Trade deficit or investment surplus?

Trade deficit or investment surplus?

Are trade deficits bad? So says Donald Trump. Well I have a trade deficit with Kroger, Publix, Lowes, Amazon and Walmart. I have a trade balance with the University of Tennessee where I teach one class this semester. I trade them my services for payment for the class. However, I do not have a trade surplus with any other entity since I have retired from the boards of not-for-profits. There I supplied by service on their boards for no monetary compensation. As a consequence, for most of my retirement years I have been in a trade deficit. I have generated little if any income and live almost solely on my retirement accounts. My trade deficits with Amazon, Kroger, Publix, Lowes and Walmart have not made me worse off. As a matter of fact, they have made me better off. I am not hungry. I have been able to do home improvement chores and where else can I buy salsa, yogurt, light bulbs, rv antifreeze and jigsaw puzzles under one roof but Walmart?

So if my trade deficits have not made me worse off and to the contrary have made me better off, then why does Trump insist that trade deficits make the country worse off? The man is confused as evidenced by his wanting to increase foreign investment in the US while eliminating the deficit. Didn’t he crow that Taiwan Superconductor was investing $100 billion in the US? Where did they get the $100 billion? Trump loves to announce more foreign investment in the US and signed a National Security Presidential Memorandum (NSPM) aimed at promoting foreign investment. SoftBank CEO Masayoshi Son announced a $100 billion investment over the next four years with a promise to create 100,000 jobs focused on artificial intelligence and related infrastructure. Where did he get the money? The United Arab Emirates committed a 10-year, $1.4 trillion agreement with the U.S. that will sustain existing investments in AI infrastructure, semiconductors, energy, and American manufacturing. Where did it get the money? Trump announced a $500 billion private investment in AI infrastructure led by OpenAI, Oracle and SoftBank. Nvidia said it would invest hundreds of billions of dollars over the next four years in U.S.-based manufacturing operations. Total foreign pledges total over $1 trillion dollars. How did they get the $1 trillion? 

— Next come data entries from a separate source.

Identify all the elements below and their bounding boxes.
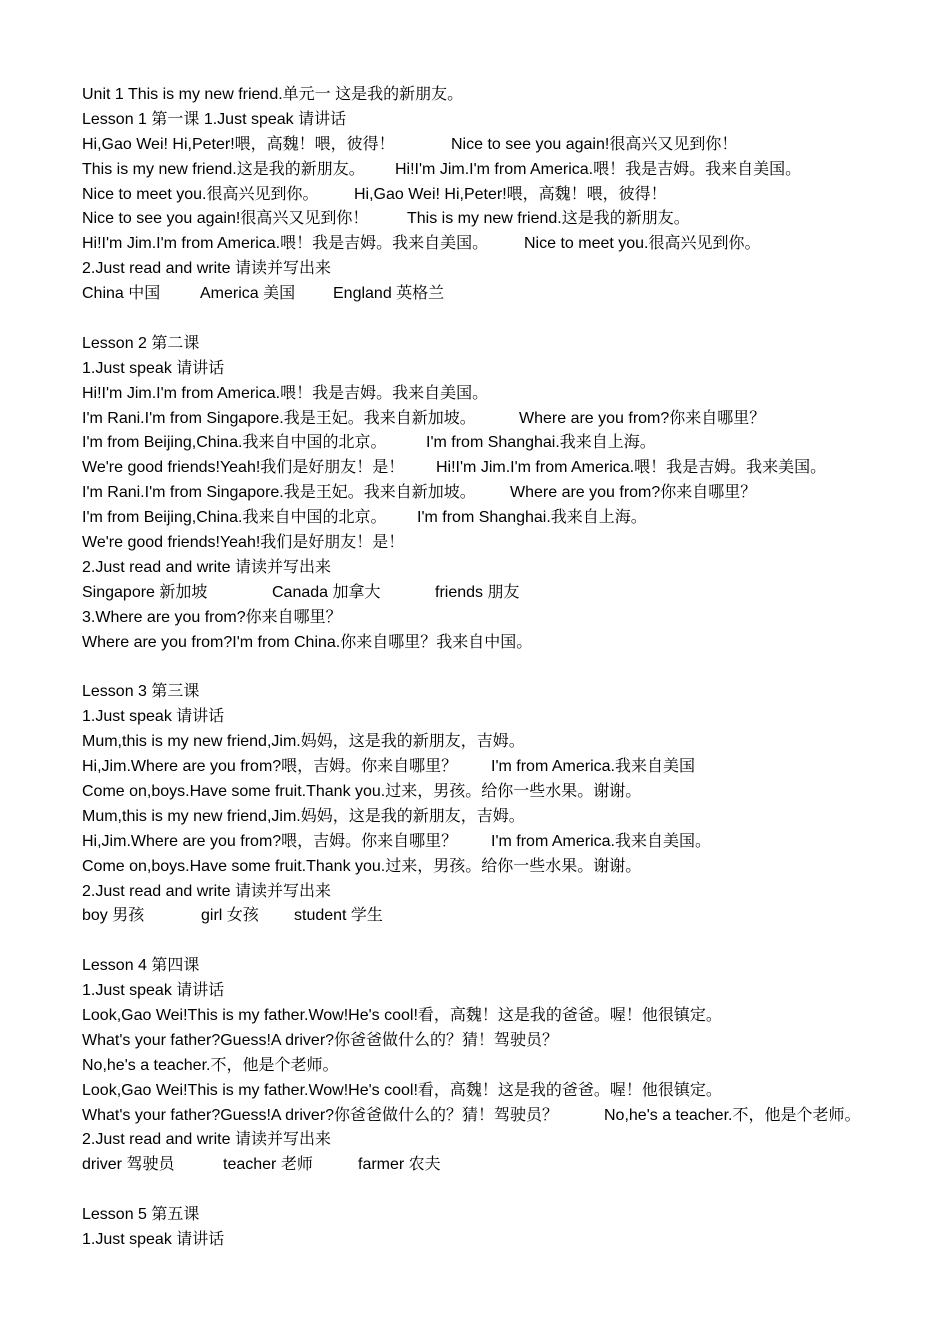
text-segment: Nice to meet you.很高兴见到你。 [82,185,319,203]
text-segment: 2.Just read and write 请读并写出来 [82,558,331,576]
text-segment: Where are you from?你来自哪里？ [519,409,766,427]
text-line [82,730,922,755]
blank-line [82,929,922,954]
text-line [82,855,922,880]
text-segment: This is my new friend.这是我的新朋友。 [82,160,365,178]
lesson-heading [82,332,922,357]
vocab-line [82,904,922,929]
lesson-heading [82,108,922,133]
text-segment: Lesson 5 第五课 [82,1206,200,1224]
text-segment: Where are you from?I'm from China.你来自哪里？我来自中国。 [82,633,533,651]
text-segment: We're good friends!Yeah!我们是好朋友！是！ [82,534,405,552]
vocab-word: student 学生 [294,907,383,925]
text-segment: 1.Just speak 请讲话 [82,708,225,726]
text-segment: Come on,boys.Have some fruit.Thank you.过来，男孩。给你一些水果。谢谢。 [82,782,642,800]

Trump is ecstatic and preening about proclaiming the success of his bringing business back to America. But his goals of attacking trade deficits as bad and encouraging foreign investments is contradictory. Pray tell where did the foreigners get the money from to invest in the United States? The answer: trade. When we buy foreign goods and services we pay for them with dollars. Some entities will accept dollars while with others we have to buy their currency by exchanging dollars. The foreigners are now in possession of dollars. What can they do with them? They can buy American. They can purchase US goods and services, US financial instruments, invest in US businesses, buy real estate or some other US product. But the point is, they must repatriate those dollars. So much of Trump’s touted $1 trillion in foreign investment in the US comes from the purchases of foreign goods by US customers. Some economists predict that the attack on trade deficits by Trump will lead to less foreign investment in US financial markets, causing stock and bond markets to fall in value. There would also be decreases in foreign investments in other sectors of the US economy. All this occurring while Trump is crowing about increased foreign investments caused by his tariff threats. Am I the only one who sees a contradiction here?

Maybe we should tell Trump that a trade deficit was really an investment surplus.